On average, premiums have gone up by €150 a year and a number of items, including dental treatment for 18 to 21-year-olds, contraceptive pills, anti-depressants and initial physiotherapy treatment, are no longer covered by the basic policy.
This has led to far more people than normal looking for a cheaper policy and top-up insurance, Erik Hordijk, director of insurance comparison website Verzekeringssite.nl told the paper.
In particular, internet-based policies are proving popular, he said.
In addition, ‘many people are asking if they should take out extra insurance for the dentist or physiotherapy,’ said Hordijk. ‘If you can afford to pay it yourself, then don’t. It is always cheaper to carry the risk yourself.’
Since the insurance system was reformed in 2006, some 3% to 4% of people swap insurer during the change-over window at the end of the year.
This has led to a lack of competition between insurers. Some 95% of the market is in the hands of four big combines: CZ, Menzis, Achmea and VGZ/Univé.
The average health insurance premium last year was €1,256 with a variation of €275 between the cheapest and most expensive.
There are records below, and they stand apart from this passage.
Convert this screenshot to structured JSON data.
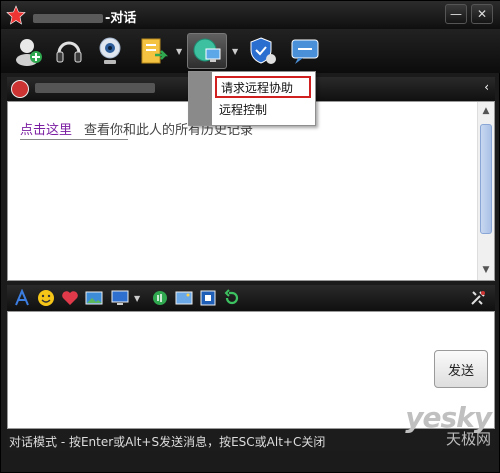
{
  "window": {
    "title_suffix": "-对话",
    "minimize_label": "—",
    "close_label": "✕"
  },
  "toolbar": {
    "items": [
      {
        "name": "add-contact-icon"
      },
      {
        "name": "headset-icon"
      },
      {
        "name": "webcam-icon"
      },
      {
        "name": "send-file-icon"
      },
      {
        "name": "remote-assist-icon"
      },
      {
        "name": "security-icon"
      },
      {
        "name": "chat-bubble-icon"
      }
    ],
    "dropdown_arrow": "▼"
  },
  "contact_bar": {
    "collapse_label": "‹"
  },
  "history": {
    "link_text": "点击这里",
    "info_text": "查看你和此人的所有历史记录"
  },
  "menu": {
    "items": [
      {
        "label": "请求远程协助"
      },
      {
        "label": "远程控制"
      }
    ]
  },
  "input": {
    "send_label": "发送",
    "tools": [
      "font-icon",
      "smiley-icon",
      "heart-icon",
      "image-icon",
      "screenshot-icon",
      "voice-icon",
      "picture-icon",
      "grab-icon",
      "refresh-icon",
      "settings-icon"
    ]
  },
  "status": {
    "text": "对话模式 - 按Enter或Alt+S发送消息，按ESC或Alt+C关闭"
  },
  "watermark": {
    "brand": "yesky",
    "cn": "天极网"
  },
  "colors": {
    "accent": "#7b1fa2",
    "menu_highlight": "#d02020"
  }
}
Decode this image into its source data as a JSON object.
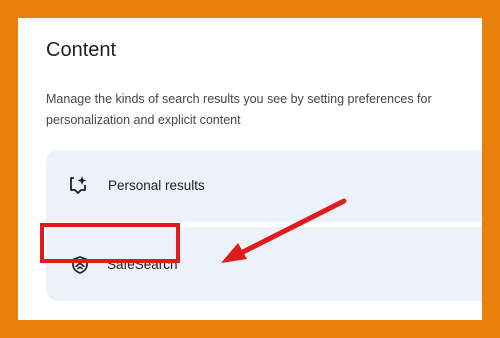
{
  "content": {
    "title": "Content",
    "description_line1": "Manage the kinds of search results you see by setting preferences for",
    "description_line2": "personalization and explicit content"
  },
  "rows": {
    "personal_results": {
      "label": "Personal results",
      "icon": "sparkle-comment-icon"
    },
    "safesearch": {
      "label": "SafeSearch",
      "icon": "shield-icon"
    }
  },
  "annotation": {
    "color": "#e01b1b",
    "target": "safesearch"
  },
  "colors": {
    "frame": "#e8800a",
    "row_background": "#edf2fa",
    "panel": "#ffffff"
  }
}
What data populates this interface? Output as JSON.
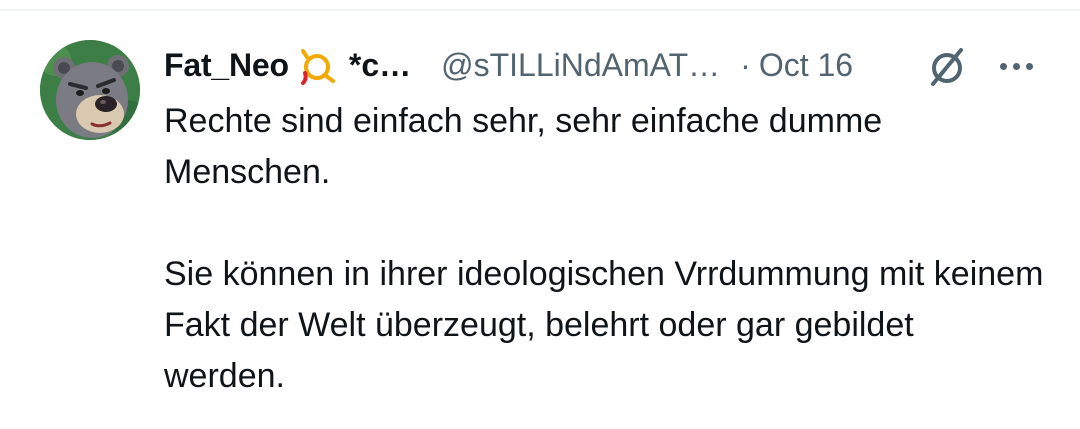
{
  "tweet": {
    "display_name": "Fat_Neo",
    "name_suffix": "*c…",
    "handle": "@sTILLiNdAmAT…",
    "separator": "·",
    "timestamp": "Oct 16",
    "paragraphs": [
      "Rechte sind einfach sehr, sehr einfache dumme Menschen.",
      "Sie können in ihrer ideologischen Vrrdummung mit keinem Fakt der Welt überzeugt, belehrt oder gar gebildet werden."
    ]
  },
  "icons": {
    "avatar": "bear-avatar",
    "badge": "post-horn-icon",
    "mute": "mute-circle-slash-icon",
    "more": "more-dots-icon"
  },
  "colors": {
    "text_primary": "#0f1419",
    "text_secondary": "#536471",
    "badge_gold": "#f2a900",
    "badge_red": "#d9252a"
  }
}
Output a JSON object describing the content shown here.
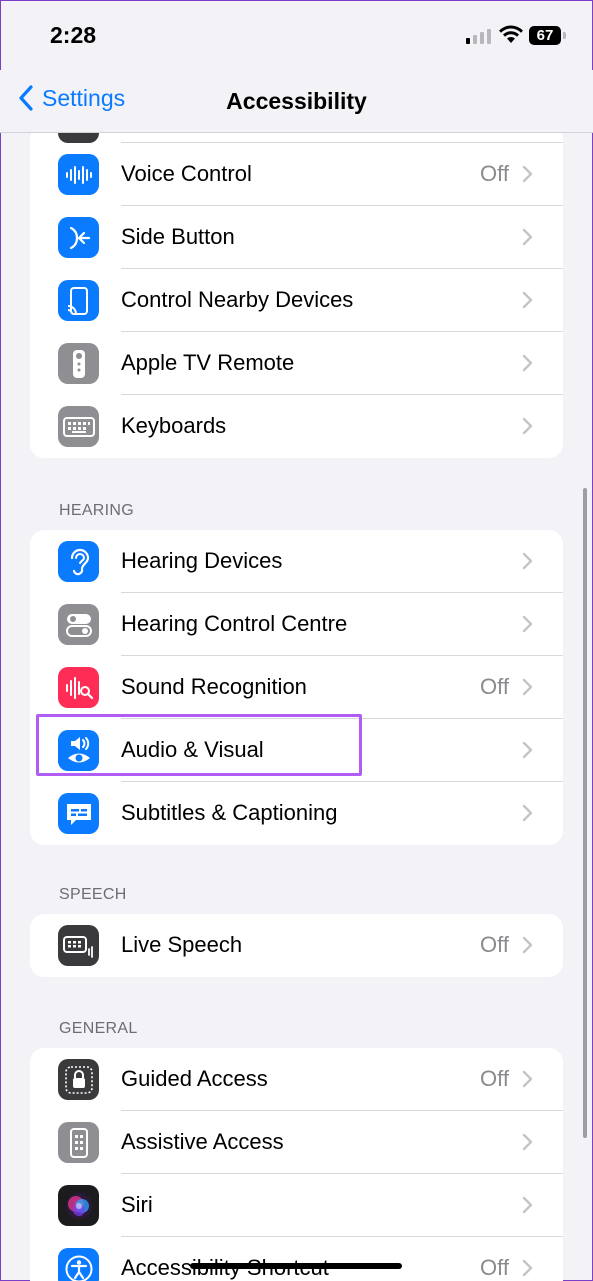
{
  "status_bar": {
    "time": "2:28",
    "battery": "67"
  },
  "nav": {
    "back_label": "Settings",
    "title": "Accessibility"
  },
  "sections": {
    "interaction": {
      "items": [
        {
          "label": "Voice Control",
          "value": "Off",
          "icon": "voice-control-icon",
          "color": "#0a7aff"
        },
        {
          "label": "Side Button",
          "value": "",
          "icon": "side-button-icon",
          "color": "#0a7aff"
        },
        {
          "label": "Control Nearby Devices",
          "value": "",
          "icon": "nearby-devices-icon",
          "color": "#0a7aff"
        },
        {
          "label": "Apple TV Remote",
          "value": "",
          "icon": "tv-remote-icon",
          "color": "#8e8e93"
        },
        {
          "label": "Keyboards",
          "value": "",
          "icon": "keyboard-icon",
          "color": "#8e8e93"
        }
      ]
    },
    "hearing": {
      "header": "HEARING",
      "items": [
        {
          "label": "Hearing Devices",
          "value": "",
          "icon": "ear-icon",
          "color": "#0a7aff"
        },
        {
          "label": "Hearing Control Centre",
          "value": "",
          "icon": "toggles-icon",
          "color": "#8e8e93"
        },
        {
          "label": "Sound Recognition",
          "value": "Off",
          "icon": "sound-recognition-icon",
          "color": "#ff2d55"
        },
        {
          "label": "Audio & Visual",
          "value": "",
          "icon": "audio-visual-icon",
          "color": "#0a7aff"
        },
        {
          "label": "Subtitles & Captioning",
          "value": "",
          "icon": "captions-icon",
          "color": "#0a7aff"
        }
      ]
    },
    "speech": {
      "header": "SPEECH",
      "items": [
        {
          "label": "Live Speech",
          "value": "Off",
          "icon": "live-speech-icon",
          "color": "#3a3a3c"
        }
      ]
    },
    "general": {
      "header": "GENERAL",
      "items": [
        {
          "label": "Guided Access",
          "value": "Off",
          "icon": "lock-icon",
          "color": "#3a3a3c"
        },
        {
          "label": "Assistive Access",
          "value": "",
          "icon": "assistive-access-icon",
          "color": "#8e8e93"
        },
        {
          "label": "Siri",
          "value": "",
          "icon": "siri-icon",
          "color": "#1c1c1e"
        },
        {
          "label": "Accessibility Shortcut",
          "value": "Off",
          "icon": "accessibility-icon",
          "color": "#0a7aff"
        }
      ]
    }
  }
}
In November, it emerged health insurance costs have risen 41% since the new system was introduced. Of that, 18% is due to increases in the basic health insurance premium and 23% because of the introduction of an own-risk payment. That will rise €5 to €170 next year and a further €40 in 2012.
Although health insurance is in the hands of private firms, the government decides what the basic policy should cover and sets the size of the own-risk payments.